An ultra-stable 1.5 tesla permanent magnet assembly for qubit experiments at cryogenic temperatures

TL;DR

This paper introduces a highly stable 1.5T permanent magnet assembly using a Halbach array and Supermendur, suitable for cryogenic qubit experiments, offering a cost-effective alternative to superconducting magnets.

Contribution

The authors design and characterize a stable, high-field permanent magnet assembly optimized for cryogenic quantum experiments, demonstrating its practical application in spin qubit research.

Findings

Achieved magnetic field strength of 1.5T with a 7mm air gap.

Demonstrated magnetic field stability with drift rate < 2.8 ppb/h.
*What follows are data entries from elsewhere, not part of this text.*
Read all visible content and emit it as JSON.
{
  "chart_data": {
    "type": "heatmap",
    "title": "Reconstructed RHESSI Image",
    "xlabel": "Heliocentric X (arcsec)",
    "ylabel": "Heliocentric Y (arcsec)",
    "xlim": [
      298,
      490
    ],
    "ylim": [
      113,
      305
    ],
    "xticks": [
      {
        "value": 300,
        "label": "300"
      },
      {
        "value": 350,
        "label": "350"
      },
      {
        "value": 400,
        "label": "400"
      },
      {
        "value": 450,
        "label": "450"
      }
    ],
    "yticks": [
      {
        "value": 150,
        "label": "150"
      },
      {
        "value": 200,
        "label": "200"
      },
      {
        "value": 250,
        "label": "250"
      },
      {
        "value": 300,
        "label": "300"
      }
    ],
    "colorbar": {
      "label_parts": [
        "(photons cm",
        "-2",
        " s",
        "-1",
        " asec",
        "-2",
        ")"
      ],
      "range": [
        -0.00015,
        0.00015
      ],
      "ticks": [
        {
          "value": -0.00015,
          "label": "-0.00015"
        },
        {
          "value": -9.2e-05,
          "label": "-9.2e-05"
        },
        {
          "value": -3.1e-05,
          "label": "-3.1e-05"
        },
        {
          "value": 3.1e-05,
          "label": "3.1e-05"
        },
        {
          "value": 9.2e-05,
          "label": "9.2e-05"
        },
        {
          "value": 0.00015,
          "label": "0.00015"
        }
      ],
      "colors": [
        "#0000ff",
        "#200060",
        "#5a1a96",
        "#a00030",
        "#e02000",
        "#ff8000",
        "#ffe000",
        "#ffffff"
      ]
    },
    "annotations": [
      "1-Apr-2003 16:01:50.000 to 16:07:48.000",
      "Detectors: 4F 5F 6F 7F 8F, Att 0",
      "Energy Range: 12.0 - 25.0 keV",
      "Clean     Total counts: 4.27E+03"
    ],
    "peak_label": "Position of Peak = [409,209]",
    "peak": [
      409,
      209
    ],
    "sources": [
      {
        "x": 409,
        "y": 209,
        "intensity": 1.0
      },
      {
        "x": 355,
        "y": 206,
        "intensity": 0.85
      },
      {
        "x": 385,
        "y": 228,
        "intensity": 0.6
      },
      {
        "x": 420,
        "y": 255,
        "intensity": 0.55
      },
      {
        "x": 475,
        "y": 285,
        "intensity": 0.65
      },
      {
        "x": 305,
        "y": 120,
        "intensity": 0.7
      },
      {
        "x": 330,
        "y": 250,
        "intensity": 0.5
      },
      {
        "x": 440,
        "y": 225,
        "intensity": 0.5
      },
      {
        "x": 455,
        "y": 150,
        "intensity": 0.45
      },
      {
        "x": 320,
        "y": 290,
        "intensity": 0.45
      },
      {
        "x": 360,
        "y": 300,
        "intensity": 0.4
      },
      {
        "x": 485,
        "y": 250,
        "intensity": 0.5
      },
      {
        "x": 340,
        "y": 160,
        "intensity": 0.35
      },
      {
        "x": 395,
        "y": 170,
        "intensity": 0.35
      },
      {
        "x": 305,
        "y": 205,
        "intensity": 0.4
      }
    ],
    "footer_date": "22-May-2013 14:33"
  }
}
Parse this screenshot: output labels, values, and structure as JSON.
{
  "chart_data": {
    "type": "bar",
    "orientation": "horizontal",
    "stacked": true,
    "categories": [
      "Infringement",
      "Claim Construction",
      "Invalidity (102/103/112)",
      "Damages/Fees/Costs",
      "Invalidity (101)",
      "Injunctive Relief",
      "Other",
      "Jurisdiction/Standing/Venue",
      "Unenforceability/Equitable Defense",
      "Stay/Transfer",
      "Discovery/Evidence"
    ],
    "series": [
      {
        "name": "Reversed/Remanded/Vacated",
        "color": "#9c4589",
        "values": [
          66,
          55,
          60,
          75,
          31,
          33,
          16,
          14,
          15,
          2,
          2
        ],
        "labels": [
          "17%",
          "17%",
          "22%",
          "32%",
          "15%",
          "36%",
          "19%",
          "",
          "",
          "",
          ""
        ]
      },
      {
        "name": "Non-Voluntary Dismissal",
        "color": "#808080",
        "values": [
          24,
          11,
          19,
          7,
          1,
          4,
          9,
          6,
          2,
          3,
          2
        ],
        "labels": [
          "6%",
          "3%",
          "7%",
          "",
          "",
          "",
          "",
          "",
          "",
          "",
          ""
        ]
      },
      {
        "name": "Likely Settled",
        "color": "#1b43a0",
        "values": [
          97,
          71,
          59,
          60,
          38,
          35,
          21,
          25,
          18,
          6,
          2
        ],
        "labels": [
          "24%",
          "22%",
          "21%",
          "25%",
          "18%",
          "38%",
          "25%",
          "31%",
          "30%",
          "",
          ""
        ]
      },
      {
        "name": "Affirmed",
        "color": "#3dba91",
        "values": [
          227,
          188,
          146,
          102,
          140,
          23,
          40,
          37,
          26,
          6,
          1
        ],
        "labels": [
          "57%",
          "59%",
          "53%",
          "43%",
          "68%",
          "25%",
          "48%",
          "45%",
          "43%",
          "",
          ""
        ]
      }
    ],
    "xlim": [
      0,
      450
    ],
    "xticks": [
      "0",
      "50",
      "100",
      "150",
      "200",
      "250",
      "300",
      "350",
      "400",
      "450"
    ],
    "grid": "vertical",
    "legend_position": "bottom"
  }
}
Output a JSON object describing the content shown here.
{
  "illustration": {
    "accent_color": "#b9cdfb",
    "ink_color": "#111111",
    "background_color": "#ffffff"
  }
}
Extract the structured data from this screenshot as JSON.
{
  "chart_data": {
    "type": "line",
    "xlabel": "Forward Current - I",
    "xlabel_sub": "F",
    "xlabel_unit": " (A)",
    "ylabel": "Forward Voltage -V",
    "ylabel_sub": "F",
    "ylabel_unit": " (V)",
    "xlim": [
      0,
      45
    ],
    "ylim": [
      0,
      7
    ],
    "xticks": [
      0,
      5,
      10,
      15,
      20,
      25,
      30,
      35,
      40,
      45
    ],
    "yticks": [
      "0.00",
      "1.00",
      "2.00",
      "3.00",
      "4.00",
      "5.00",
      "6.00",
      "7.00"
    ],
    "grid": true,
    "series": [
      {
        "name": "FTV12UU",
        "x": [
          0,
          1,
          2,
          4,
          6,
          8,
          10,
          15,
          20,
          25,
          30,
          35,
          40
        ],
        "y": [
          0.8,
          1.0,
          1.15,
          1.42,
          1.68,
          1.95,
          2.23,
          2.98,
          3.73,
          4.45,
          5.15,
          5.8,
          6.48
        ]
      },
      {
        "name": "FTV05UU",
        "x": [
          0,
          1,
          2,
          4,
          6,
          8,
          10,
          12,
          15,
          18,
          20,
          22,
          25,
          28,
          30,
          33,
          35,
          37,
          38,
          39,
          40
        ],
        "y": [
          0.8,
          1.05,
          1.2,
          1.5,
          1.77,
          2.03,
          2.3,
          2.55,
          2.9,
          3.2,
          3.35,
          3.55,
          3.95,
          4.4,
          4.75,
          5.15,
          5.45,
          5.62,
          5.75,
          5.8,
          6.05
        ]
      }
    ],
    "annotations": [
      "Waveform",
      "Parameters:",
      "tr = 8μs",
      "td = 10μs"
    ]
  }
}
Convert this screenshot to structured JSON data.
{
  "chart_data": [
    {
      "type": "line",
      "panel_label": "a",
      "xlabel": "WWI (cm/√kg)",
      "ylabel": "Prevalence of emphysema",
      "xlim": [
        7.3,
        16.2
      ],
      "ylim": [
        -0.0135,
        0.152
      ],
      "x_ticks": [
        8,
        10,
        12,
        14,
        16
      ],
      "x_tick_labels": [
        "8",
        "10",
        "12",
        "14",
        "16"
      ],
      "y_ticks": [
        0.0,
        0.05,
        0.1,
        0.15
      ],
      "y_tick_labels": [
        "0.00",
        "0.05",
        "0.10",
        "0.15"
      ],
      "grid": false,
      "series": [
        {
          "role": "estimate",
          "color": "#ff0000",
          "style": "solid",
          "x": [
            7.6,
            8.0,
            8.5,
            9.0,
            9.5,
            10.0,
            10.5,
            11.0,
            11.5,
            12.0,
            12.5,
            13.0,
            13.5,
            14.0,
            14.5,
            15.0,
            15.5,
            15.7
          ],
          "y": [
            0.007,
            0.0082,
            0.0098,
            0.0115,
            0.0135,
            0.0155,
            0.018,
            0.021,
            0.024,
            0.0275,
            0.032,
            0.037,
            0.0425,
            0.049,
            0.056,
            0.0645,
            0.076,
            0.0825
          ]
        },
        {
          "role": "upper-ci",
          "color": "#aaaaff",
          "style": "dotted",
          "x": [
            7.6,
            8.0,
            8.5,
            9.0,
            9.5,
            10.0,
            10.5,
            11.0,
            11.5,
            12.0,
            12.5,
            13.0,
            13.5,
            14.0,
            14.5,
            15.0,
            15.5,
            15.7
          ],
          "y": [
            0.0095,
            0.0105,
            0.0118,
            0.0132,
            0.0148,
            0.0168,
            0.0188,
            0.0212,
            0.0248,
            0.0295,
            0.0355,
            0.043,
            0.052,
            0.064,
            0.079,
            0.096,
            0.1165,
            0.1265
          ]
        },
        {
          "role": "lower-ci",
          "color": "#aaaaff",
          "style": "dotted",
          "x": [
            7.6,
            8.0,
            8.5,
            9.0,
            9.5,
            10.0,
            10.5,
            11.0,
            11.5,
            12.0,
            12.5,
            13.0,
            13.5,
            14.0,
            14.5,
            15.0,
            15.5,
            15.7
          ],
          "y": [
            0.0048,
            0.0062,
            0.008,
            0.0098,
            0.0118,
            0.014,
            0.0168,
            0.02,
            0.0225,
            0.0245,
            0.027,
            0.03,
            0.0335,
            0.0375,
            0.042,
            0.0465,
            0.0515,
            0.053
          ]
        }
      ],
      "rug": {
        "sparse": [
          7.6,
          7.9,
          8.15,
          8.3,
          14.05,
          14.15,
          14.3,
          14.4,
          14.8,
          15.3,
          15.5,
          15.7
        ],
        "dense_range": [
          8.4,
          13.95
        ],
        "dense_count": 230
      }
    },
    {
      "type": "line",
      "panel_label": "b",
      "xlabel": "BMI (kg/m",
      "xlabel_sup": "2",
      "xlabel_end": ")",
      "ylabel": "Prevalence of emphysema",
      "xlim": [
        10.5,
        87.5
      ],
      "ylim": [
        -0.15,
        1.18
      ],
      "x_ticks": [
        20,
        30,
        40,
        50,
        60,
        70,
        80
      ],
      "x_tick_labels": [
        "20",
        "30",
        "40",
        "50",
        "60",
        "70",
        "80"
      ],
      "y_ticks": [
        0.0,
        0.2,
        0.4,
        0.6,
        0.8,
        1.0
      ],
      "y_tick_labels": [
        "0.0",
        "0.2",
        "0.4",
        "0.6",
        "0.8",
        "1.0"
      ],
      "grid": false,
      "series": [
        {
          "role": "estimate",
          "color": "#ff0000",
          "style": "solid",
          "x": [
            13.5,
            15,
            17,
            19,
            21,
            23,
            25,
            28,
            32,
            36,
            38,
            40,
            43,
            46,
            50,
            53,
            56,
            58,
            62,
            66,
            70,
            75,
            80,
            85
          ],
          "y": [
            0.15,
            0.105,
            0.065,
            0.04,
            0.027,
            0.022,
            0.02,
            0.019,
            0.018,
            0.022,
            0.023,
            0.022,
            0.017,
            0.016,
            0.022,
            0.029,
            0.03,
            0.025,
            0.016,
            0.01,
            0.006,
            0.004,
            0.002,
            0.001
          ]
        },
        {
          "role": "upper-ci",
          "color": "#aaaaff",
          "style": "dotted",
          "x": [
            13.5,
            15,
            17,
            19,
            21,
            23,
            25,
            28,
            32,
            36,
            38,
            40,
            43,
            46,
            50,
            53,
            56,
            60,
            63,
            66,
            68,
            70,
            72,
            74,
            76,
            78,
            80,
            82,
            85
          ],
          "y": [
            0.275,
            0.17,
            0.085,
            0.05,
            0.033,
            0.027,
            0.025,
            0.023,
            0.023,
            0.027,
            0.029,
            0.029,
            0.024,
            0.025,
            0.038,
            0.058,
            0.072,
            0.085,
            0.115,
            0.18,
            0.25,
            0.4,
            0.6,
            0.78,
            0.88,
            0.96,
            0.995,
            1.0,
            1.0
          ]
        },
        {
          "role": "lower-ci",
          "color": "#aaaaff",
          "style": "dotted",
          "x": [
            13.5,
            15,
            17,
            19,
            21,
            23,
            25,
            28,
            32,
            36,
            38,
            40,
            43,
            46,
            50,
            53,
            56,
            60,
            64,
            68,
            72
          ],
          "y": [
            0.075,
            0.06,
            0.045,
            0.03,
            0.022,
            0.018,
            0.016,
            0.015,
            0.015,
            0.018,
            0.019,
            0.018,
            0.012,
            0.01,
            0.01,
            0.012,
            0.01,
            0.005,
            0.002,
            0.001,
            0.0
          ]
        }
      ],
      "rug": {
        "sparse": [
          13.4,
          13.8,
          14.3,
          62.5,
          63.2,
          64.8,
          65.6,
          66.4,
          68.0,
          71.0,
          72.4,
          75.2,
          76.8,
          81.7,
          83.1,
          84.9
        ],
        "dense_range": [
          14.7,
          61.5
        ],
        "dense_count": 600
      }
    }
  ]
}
Successfully used in spin qubit experiments inside a dilution refrigerator.

Abstract

Magnetic fields are a standard tool in the toolbox of every physicist, and are required for the characterization of materials, as well as the polarization of spins in nuclear magnetic resonance or electron paramagnetic resonance experiments. Quite often a static magnetic field of sufficiently large, but fixed magnitude is suitable for these tasks. Here we present a permanent magnet assembly that can achieve magnetic field strengths of up to 1.5T over an air gap length of 7mm. The assembly is based on a Halbach array of neodymium (NdFeB) magnets, with the inclusion of the soft magnetic material Supermendur to boost the magnetic field strength inside the air gap. We present the design, simulation and characterization of the permanent magnet assembly, measuring an outstanding magnetic field stability with a drift rate of |D| < 2.8 ppb/h. Our measurements demonstrate that this assembly can be used for spin qubit experiments inside a dilution refrigerator, successfully replacing the more expensive and bulky superconducting solenoids.